— Ну что, я красивая? — спросила она.
— Да.
— Выгляжу молодо?
— Да.
— Сколько лет ты мне дашь?
— Столько же, сколько вам на свадебной фотографии.
— Да как ты смеешь! Я слышать не хочу о свадьбе, не желаю о ней и вспоминать. Пошла вон отсюда, дура! Оставь меня в покое…
* * *
Она села в плетеное кресло-качалку под навесом в патио и стала ждать своего возлюбленного, наблюдая за тем, как день постепенно сменяется вечером. Я ждала вместе с нею, не осмеливаясь сказать, что видела, как Камаль уходил, забрав все свои вещи.
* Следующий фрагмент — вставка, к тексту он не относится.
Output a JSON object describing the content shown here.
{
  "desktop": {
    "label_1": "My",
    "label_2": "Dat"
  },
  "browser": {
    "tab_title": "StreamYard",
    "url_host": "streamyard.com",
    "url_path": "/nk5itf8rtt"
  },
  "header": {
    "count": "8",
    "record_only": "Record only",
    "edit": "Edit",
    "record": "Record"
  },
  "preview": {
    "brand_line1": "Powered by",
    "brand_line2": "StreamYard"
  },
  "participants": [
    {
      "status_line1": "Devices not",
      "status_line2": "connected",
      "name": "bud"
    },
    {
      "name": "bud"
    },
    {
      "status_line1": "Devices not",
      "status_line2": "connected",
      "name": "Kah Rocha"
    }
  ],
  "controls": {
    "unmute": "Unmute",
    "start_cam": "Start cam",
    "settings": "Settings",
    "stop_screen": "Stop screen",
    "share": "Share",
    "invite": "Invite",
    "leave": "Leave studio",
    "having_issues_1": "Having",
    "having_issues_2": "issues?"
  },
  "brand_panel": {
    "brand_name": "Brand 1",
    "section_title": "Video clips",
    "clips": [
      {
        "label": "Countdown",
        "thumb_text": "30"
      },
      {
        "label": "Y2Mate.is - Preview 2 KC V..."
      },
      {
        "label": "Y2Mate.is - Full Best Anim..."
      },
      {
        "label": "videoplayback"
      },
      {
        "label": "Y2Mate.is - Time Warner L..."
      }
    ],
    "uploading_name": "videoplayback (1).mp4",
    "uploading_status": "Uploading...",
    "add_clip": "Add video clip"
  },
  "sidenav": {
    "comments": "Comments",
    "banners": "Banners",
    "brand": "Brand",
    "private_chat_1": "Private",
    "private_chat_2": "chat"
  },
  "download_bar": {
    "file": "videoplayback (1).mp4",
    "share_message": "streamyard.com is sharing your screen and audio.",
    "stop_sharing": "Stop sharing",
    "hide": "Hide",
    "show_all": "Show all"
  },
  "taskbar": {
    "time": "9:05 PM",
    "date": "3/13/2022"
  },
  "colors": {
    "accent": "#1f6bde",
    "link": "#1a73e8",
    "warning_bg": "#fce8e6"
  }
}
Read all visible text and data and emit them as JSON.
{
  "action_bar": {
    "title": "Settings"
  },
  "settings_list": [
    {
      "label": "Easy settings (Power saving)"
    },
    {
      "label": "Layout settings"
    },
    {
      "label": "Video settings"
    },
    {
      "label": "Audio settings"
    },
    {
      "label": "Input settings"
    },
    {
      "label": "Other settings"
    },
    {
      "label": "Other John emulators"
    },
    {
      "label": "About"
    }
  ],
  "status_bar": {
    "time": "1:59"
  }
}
Зулема раскачивалась в кресле и всеми мыслями и чувствами призывала столь желанного любовника. Я же тем временем клевала носом, сидя рядом с нею на стуле. Приготовленный обед, оставленный на столе в кухне, успел скиснуть, а из спальни выветрился аромат свежих лепестков. В какой-то момент я отключилась и проснулась уже около одиннадцати. Разбудил меня не шум, а, наоборот, полная тишина, отсутствие каких бы то ни было привычных звуков. Молчали цикады, замерли, словно неживые, листья на деревьях в патио, в воздухе не чувствовалось ни единого дуновения ветерка. Исчез и наполнявший дом в последние дни аромат страсти. Хозяйка по-прежнему неподвижно сидела в кресле, сцепив руки; ее платье было измято, из глаз капали слезы, тушь и тени растеклись и смешались у нее на лице в виде разноцветных разводов. Больше всего она походила на забытую под дождем театральную маску.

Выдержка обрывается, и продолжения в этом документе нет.